Chapter 5 is devoted to the postulation of "a theory of weak judicial review. The author interestingly distinguishes three categories of examples: limited judicial review due to the absence of a bill of rights, such as in Australia, where judges can only employ "structural-organizational norms"; "penultimate" judicial review, where judicial findings on the constitutionality of legislation can be overridden by the legislature (as in Canada); and deferential judicial review, where the courts are either required constitutionally, or traditionally do defer to the other branches, as in Sweden and Finland. Gyorfi identifies (at 230-236) four models of inter-institutional interaction, namely monological interaction between the institutions of the state; conflict between the will of a defiant parliament and the reason of the judges; shared responsibility to interpret rights, which does not compel the legislature to accept the judiciary's other, or alternative or inconsistent interpretation; and the "emergency break" model, where "the primary function of judges is not to develop what they believe to be the best interpretation of a given right, but to police the boundaries of reasonableness" (235).
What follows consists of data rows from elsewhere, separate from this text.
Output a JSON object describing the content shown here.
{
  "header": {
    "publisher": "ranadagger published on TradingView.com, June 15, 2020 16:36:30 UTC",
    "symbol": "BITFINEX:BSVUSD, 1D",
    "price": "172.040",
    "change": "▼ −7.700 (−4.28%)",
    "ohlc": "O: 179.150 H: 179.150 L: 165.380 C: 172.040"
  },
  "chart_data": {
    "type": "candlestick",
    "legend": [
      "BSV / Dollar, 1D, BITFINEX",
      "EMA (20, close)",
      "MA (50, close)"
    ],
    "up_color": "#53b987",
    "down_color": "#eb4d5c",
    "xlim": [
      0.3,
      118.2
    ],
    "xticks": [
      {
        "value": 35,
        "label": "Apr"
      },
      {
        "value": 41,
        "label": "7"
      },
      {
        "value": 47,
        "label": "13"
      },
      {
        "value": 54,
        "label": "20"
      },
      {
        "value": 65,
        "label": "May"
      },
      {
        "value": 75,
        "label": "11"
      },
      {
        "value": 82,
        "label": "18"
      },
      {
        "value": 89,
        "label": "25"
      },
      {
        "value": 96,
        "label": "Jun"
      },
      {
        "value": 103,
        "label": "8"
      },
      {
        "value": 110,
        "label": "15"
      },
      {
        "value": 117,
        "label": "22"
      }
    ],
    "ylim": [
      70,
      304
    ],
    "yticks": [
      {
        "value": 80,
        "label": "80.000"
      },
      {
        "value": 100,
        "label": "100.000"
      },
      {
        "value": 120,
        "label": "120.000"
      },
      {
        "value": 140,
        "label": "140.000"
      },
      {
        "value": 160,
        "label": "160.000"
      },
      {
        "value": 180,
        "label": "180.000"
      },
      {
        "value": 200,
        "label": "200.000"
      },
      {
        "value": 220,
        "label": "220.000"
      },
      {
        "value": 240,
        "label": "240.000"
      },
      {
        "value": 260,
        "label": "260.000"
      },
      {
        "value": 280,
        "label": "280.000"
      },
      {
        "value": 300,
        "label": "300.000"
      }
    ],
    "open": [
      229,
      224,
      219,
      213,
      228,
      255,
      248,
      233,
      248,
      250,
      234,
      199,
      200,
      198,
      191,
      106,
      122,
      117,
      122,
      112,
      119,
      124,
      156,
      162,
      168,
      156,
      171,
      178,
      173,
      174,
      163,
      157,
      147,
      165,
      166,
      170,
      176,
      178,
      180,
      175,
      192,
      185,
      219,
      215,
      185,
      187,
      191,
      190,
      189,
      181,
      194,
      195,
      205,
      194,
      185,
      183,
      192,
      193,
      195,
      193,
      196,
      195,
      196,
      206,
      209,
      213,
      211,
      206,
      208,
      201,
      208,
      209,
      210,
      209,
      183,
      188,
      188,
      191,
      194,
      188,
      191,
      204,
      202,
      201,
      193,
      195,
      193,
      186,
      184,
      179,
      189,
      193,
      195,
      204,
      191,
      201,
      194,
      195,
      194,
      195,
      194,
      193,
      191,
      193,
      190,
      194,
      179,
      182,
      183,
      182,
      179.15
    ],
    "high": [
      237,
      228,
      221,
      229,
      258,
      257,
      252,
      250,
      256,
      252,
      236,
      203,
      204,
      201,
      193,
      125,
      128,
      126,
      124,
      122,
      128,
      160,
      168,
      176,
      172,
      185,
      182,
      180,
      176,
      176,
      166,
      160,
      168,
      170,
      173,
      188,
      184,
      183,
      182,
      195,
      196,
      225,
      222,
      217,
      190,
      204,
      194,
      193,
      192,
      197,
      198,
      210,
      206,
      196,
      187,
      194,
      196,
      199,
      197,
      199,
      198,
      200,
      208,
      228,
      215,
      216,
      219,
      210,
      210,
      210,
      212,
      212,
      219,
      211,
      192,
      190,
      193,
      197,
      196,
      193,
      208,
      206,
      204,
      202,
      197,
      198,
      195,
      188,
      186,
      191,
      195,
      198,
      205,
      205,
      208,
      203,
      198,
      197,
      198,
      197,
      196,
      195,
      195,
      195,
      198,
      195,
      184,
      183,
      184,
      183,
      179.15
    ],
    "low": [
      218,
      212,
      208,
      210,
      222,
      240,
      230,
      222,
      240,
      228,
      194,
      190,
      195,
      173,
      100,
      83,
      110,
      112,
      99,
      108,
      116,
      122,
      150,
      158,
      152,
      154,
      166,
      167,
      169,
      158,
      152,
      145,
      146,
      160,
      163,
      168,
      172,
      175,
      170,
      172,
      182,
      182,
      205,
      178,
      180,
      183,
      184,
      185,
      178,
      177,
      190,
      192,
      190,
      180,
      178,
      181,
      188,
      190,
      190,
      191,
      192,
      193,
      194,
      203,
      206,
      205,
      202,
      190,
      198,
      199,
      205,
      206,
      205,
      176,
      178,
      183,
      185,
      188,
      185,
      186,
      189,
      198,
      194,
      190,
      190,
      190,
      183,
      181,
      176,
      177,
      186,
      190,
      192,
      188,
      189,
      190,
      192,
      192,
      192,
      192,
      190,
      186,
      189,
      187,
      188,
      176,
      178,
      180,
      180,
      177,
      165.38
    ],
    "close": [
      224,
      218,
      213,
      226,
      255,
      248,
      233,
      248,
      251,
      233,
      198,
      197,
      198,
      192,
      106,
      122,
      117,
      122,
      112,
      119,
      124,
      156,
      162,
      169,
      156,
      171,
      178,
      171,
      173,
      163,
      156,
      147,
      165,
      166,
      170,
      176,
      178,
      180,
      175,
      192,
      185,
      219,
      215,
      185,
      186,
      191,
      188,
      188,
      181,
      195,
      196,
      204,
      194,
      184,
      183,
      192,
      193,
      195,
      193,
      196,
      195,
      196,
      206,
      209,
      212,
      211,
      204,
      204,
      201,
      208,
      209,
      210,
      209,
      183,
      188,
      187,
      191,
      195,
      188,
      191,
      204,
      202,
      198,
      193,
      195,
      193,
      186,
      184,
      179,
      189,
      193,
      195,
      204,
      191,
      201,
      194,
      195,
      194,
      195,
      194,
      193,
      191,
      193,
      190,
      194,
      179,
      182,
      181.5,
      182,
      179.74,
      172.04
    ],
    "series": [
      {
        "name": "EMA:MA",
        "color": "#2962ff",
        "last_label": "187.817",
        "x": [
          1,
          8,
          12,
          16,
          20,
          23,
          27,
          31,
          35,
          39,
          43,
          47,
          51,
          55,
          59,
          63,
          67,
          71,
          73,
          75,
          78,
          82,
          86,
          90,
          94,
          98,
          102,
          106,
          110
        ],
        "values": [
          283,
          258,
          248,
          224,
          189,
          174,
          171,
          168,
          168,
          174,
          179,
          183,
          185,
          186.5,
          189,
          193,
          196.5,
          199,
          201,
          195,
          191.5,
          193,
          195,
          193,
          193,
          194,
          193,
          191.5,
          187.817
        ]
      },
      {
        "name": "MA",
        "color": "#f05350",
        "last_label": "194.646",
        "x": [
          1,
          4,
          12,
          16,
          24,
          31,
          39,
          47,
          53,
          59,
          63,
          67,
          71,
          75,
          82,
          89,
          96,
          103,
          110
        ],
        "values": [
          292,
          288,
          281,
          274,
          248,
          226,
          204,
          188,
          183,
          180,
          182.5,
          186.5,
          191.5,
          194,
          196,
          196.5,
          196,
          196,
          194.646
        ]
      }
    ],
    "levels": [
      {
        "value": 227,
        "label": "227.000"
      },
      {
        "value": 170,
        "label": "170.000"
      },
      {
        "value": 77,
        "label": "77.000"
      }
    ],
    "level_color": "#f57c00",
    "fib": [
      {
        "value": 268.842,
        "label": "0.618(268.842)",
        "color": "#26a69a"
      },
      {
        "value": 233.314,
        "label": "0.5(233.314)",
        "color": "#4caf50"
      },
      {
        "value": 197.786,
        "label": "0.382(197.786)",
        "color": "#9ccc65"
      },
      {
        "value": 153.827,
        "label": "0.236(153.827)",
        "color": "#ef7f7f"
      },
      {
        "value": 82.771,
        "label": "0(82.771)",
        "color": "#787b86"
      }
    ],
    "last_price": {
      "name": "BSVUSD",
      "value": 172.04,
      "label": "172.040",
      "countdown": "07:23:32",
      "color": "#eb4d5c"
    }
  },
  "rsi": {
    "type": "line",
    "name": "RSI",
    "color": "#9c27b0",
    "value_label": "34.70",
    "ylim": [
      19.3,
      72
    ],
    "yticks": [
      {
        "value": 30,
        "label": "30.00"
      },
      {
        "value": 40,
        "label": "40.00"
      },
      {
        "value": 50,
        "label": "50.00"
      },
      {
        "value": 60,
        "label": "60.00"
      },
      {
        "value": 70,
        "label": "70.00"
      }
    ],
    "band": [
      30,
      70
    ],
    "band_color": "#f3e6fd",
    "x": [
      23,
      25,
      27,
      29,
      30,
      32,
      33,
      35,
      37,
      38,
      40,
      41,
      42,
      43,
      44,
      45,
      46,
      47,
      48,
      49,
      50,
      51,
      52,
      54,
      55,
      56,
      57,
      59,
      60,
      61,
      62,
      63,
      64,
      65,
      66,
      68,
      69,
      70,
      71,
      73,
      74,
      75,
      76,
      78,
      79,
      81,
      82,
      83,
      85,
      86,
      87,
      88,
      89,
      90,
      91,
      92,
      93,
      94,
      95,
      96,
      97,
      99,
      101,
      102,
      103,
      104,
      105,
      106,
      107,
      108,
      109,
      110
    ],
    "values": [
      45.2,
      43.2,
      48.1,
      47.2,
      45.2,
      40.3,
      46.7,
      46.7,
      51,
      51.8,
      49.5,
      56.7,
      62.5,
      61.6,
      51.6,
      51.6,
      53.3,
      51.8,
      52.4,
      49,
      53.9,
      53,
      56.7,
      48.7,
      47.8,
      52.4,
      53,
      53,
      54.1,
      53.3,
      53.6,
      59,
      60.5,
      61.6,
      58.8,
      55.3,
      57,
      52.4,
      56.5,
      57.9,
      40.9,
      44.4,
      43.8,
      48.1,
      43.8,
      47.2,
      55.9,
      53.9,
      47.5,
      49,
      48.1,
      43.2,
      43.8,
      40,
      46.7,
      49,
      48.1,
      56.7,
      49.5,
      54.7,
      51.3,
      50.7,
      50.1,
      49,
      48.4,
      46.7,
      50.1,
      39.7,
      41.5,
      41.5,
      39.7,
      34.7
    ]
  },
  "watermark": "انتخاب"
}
The short concluding chapter ends with the author's own characterisation (in two different paragraphs on 258) of his "pleas", namely "for both institutional conservatism, and institutional experimentalism", and also "for institutional innovation and radicalism".

This book is indeed a thought-provoking challenge of conventional thinking on judicial constitutional review. The provocation is well-justified because the literature on the subject is so diffuse and seldom clearly focused. Gyorfi's research is very thorough, wide-ranging and penetrating, and he constantly explicates his choices and criticisms. His perspective is obviously European, but his analyses and theorization are of global import. Although the approach is one of high-level scholarship, requiring the reader to set aside some time to absorb and understand the sometimes abstract structuring and classification of the author's postulations, it would be a pity if the primary readership would not be judges around the world, especially those who bear the responsibility of constitutional jurisdiction. Even if readers may not be fully convinced by Gyorfi's "pleas", the text can be expected to induce some serious judicial (and scholarly) introspection. The challenges that Gyorfi poses to the conventions of constitutional

adjudication must certainly confront any reader who lives under the illusion that constitutional justice can be based on neutral technicalities, at least with the urgent need to reconsider their understanding of the nature of constitutional adjudication which has become such an important global phenomenon in 21st Century constitutionalism.